Ia juga menilai bahwa kondisi anomali trafik ini menjadi tantangan untuk keamanan siber Indonesia dalam proses transformasi digital.
Di samping itu, BSSN mencatat ada 5.940 kasus serangan siber yang terjadi tahun lalu dengan metode penyerangan menggunakan web defacement.
Baca juga: 3 Serangan Siber Rusia Terbesar yang Pernah Dilakukan
Selain anomali keamanan siber, ada serangan web defacement
Web defacement adalah peretasan mengubah konten dari segi layout (tampilan), gaya font, memunculkan iklan, atau mengubah keseluruhan konten.
Peretasan satu ini memungkinkan data atau informasi pengguna dicuri oleh orang tak bertanggung jawab.
Menurut Laporan Tahunan Keamanan Siber 2021, terjadinya serangan yang mengubah tampilan situs paling banyak di Maret dengan total 727 kasus.
Jumlah kasus di bulan berikutnya pun tak kalah jauh, yakni ada April dengan 526 kasus, Mei 453 kasus, Juni 656 kasus, Juli 482 kasus, November 518 kasus, dan Desember sebanyak 572 kasus. Sisanya hanya berada di bawah 450 kasus.
Dalam laporan tahunan tersebut dicantumkan pula bahwa waktu peretasan paling tinggi terjadi pada weekdays (hari kerja) dan spesifik waktunya antara 06.00 - 18.00 dengan jumlah 2.459 kasus.

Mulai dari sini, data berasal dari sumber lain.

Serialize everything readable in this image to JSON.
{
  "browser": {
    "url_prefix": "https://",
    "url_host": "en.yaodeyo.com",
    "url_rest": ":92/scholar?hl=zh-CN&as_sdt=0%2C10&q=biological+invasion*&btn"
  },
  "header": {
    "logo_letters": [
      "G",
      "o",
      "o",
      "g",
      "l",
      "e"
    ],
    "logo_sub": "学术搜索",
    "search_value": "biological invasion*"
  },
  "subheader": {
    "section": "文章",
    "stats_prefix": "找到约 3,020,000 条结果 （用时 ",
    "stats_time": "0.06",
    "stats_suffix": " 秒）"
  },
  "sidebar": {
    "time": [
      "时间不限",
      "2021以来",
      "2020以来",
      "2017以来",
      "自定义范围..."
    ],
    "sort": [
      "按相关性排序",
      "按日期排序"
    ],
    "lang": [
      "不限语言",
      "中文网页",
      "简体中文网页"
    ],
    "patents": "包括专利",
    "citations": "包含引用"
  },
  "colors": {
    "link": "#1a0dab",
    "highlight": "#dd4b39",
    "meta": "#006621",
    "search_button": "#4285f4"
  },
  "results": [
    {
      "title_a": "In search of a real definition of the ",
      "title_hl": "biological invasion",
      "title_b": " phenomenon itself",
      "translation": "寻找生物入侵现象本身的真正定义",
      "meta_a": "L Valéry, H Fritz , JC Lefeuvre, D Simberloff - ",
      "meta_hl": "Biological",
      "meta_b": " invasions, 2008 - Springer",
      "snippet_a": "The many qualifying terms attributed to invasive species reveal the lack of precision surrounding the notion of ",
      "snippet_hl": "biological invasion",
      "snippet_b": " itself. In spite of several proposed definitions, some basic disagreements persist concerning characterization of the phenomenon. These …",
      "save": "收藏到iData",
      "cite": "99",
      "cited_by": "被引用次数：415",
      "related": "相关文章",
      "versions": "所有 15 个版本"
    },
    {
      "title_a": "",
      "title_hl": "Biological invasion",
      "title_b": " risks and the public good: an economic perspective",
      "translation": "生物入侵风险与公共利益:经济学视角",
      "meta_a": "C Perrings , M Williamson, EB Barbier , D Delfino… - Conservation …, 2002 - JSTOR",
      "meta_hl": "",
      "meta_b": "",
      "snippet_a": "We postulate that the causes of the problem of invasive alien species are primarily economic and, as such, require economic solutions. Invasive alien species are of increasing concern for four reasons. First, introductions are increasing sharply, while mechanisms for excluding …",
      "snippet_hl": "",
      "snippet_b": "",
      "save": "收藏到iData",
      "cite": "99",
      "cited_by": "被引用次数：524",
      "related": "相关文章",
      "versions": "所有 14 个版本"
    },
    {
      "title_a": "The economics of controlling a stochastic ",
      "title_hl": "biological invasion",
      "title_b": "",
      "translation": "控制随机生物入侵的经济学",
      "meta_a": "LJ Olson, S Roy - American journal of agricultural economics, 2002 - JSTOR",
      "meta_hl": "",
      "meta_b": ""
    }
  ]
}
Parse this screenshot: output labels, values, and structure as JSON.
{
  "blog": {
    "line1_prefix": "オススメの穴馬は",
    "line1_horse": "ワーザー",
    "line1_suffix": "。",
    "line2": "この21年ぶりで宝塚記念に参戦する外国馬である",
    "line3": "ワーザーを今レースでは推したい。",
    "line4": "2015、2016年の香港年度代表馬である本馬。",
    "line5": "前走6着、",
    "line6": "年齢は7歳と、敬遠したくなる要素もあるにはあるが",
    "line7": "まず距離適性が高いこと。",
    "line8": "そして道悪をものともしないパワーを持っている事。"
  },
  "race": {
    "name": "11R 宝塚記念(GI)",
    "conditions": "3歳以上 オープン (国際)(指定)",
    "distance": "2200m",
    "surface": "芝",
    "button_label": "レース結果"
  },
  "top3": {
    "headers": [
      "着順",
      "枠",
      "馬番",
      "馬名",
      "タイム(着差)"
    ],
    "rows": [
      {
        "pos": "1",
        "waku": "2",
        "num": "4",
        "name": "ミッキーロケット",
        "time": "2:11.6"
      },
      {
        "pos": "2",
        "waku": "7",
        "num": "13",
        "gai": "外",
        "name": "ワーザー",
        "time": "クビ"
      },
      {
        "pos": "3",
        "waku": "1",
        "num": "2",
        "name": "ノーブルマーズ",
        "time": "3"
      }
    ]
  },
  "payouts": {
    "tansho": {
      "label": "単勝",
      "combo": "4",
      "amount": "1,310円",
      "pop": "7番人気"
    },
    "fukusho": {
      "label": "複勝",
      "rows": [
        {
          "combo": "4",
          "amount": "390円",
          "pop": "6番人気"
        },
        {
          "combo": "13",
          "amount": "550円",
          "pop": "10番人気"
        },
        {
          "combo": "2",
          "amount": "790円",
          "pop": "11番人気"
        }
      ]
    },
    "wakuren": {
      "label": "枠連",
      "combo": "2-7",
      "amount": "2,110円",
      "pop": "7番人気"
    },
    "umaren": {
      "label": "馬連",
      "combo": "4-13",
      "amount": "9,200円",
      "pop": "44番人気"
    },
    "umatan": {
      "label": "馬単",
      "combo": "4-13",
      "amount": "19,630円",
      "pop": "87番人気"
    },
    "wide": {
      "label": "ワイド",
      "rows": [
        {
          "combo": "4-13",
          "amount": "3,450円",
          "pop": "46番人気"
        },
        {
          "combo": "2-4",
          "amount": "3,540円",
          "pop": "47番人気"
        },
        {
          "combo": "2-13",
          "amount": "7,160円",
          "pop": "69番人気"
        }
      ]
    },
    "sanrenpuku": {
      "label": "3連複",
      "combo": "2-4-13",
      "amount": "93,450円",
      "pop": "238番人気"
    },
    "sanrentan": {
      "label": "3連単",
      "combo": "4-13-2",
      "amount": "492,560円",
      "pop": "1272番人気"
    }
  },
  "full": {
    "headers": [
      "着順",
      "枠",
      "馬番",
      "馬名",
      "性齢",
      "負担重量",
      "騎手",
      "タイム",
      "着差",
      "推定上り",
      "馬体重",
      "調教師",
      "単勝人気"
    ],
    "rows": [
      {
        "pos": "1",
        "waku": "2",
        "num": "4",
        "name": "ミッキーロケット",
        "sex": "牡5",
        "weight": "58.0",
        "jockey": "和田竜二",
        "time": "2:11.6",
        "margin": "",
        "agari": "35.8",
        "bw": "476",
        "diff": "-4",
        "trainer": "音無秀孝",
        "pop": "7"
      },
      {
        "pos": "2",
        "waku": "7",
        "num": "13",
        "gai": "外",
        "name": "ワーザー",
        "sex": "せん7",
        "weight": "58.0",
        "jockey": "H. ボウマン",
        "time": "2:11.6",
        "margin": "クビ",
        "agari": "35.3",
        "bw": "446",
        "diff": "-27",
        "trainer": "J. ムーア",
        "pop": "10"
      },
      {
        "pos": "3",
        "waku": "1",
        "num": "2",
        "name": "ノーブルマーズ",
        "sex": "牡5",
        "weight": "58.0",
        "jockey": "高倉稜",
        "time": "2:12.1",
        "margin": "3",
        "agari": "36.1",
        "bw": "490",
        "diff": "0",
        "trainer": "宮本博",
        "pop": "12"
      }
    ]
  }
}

BSSN mengidentifikasi setidaknya ada 10 sektor khusus yang menjadi sasaran serangan deface. Beberapa diantaranya sektor pemerintah daerah dengan total 1.097 kasus, pemerintah pusat 477 kasus, swasta 1.483 kasus, dan akademik 2.217 kasus.
Ditambah ada sektor hukum dengan total 234 kasus, organisasi 109 kasus, militer 20 kasus, kesehatan 16 kasus, dan personal 155 kasus.
Bercermin dari banyaknya kasus serangan siber dan anomali keamanan siber, Direktorat Operasi Keamanan Siber BSSN, Sandiman Muda meminta masyarakat tidak menganggap enteng hal ini.
“Ini harus menjadi konsen kita semua bahwa anomali atau serangan di ranah siber ini bukan lagi jadi hal yang dipandang sebelah mata,” tegas Sandiman Muda, dikutip dari Akurat, Kamis (31/3/2022).
“Kami harapkan peran serta dari semua stakeholder dan semua pihak untuk berkolaborasi maupun berkoordinasi untuk kita bisa saling memperkuat,” sambungnya.
Dengan kolaborasi antara BSSN dan masyarakat, diharapkan akan ada hasil satu sikap adaptif secara nasional.
Sebab, apabila dikonversikan lebih jauh lagi, serangan siber yang beragam bisa menjadi peluang positif bagi Indonesia.